On June 5, 2024, the U.S. District Court for the Western District of North Carolina denied the Federal Trade Commission’s (“FTC”) request for a preliminary injunction of Novant Health’s $320 million acquisition of two struggling hospitals in the Charlotte area owned by Community Health Systems (“CHS”).
The district court acknowledged that the case raises an unusual question—how to reconcile antitrust law’s goal of prohibiting mergers that may substantially lessen competition when an existing competitor like CHS “decides, for entirely legitimate reasons independent of a challenged merger, to simply quit trying to compete?” The district court concluded that without the acquisition, the CHS hospitals would “most likely close in the foreseeable future.” So it declined to enjoin the merger, finding the public equities weighed in favor of keeping these facilities open and operating under Novant’s ownership.
The FTC appealed the decision to the Fourth Circuit, arguing that the lower court misapplied both the “failing-firm” and the “weakened competitor” defenses.
On appeal, a split Fourth Circuit panel granted the FTC’s bid for an emergency injunction. Following this ruling, Novant abandoned its plans to acquire the two hospitals.
In its decision, the Fourth Circuit did not explain its rationale for granting the FTC’s motion for an injunction, which may ultimately diminish the persuasive authority of the district court’s decision.
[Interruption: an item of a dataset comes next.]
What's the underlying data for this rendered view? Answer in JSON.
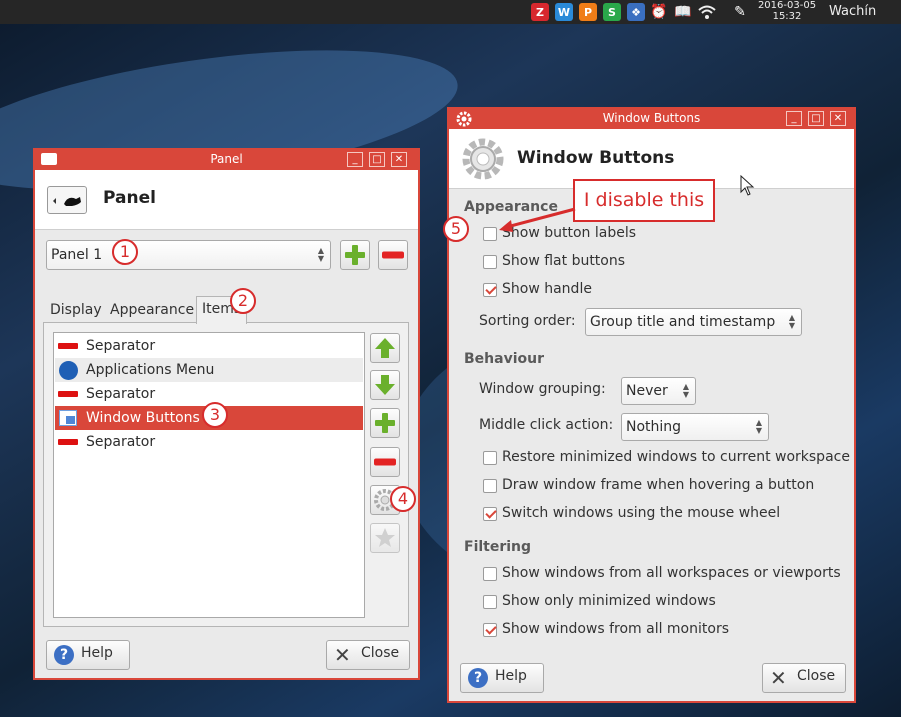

However, that decision still provides an indication of the arguments likely to succeed with lower courts.
Below are notable takeaways from the court’s decision and the FTC appeal:
- The FTC easily met its prima facie burden but still lost the case at the district court level. Unlike most merger litigation cases, the primary dispute did not revolve around market definition. Experts for both parties agreed that the market shares and Herfindahl-Hirschman (HHI) concentration far exceeded the thresholds outlined in the 2023 Merger Guidelines and case law, thus establishing a presumption of competitive harm. Instead, the battle was over whether the defendants successfully rebutted the presumption by demonstrating the likely failure of the CHS assets if the merger did not proceed.
- The district court’s ruling in favor of the merger applies the failing-firm and weakened competitor defenses. The failing firm defense–which the Fourth Circuit has previously described as “the Hail-Mary pass of presumptively doomed mergers”–requires proof that the acquired firm would imminently exit the market but-for the merger, which the court found was likely for Davis, the CHS behavioral health facility. The district court similarly concluded that the competitive viability of LNR, the second CHS hospital, was irreversibly impaired, likening the facilities to “a car that its owner can’t afford to replace – CHS plans to just continue to drive LNR down the same road until the proverbial wheels fall off.” This application of the weakened competitor defense relied on the fact that CHS had decided not to invest in LNR—terminating important services in cardiology, newborn care, and oncology—and faced external challenges, including the opening of a competitor nearby. Moreover, the district court found that the sales process leading to the Novant deal had not identified any plausible alternative buyers for either facility.
- The FTC’s appeal argued that the district court committed a legal error in applying the defenses. The FTC’s appeal focused only on the acquisition of LNR (conceding that Novant may acquire Davis). The agency argued that the court conflated the failing-firm defense with the “related but distinct” weakened competitor defense and “failed to apply either defense properly.” According to the FTC, the record showed that LNR is currently profitable and “performs reasonably well on safety and quality metrics,” not that it would imminently close. The FTC also claimed the district court ignored evidence that CHS did not conduct a robust sales process—such as contacting out-of-state health systems or other in-state systems outside the Charlotte area—and failed to consider whether CHS could have addressed LNR’s weaknesses through means other than a sale, which the weakened competitor defense requires. Further, the FTC alleged the court “simply assume[d]” LNR’s market share would fall to zero without examining how much LNR’s share would drop as a result of its weakened status.
- The district court also credited Novant’s public commitments with respect to future pricing and investments. The agencies generally take the view that so-called “behavioral remedies”are difficult to monitor and enforce over time, preferring instead to solve competitive issues with structural fixes or blocking mergers altogether. Courts, however, have repeatedly credited the merging parties’ commitments with respect to future behavior. This case is another such example. Executives testified that Novant would give insurers the option to maintain existing LNR reimbursement rates, or apply a formula-based escalator tied to an index, for three years. The district court also accepted testimony that Novant would fund capital projects, increase staffing, and replace equipment at LNR, along with various safety and clinical management programs at both facilities. In making these findings, the district court emphasized the “significant reputational harm” that would occur if Novant reneged on these commitments.
On appeal, the FTC argued the court “placed too much weight” on Novant’s commitment. Consistent with its view toward behavioral remedies, the FTC argued there were no means to enforce the “promise” not to raise rates, and ignored other immediate harms that may flow from the acquisition, such as “raising of reimbursement rates at other Novant hospitals due to increased bargaining leverage.”
Updated June 20, 2024
*Timothy Pfeifer, a legal intern at Weil, contributed to the content of this blog post.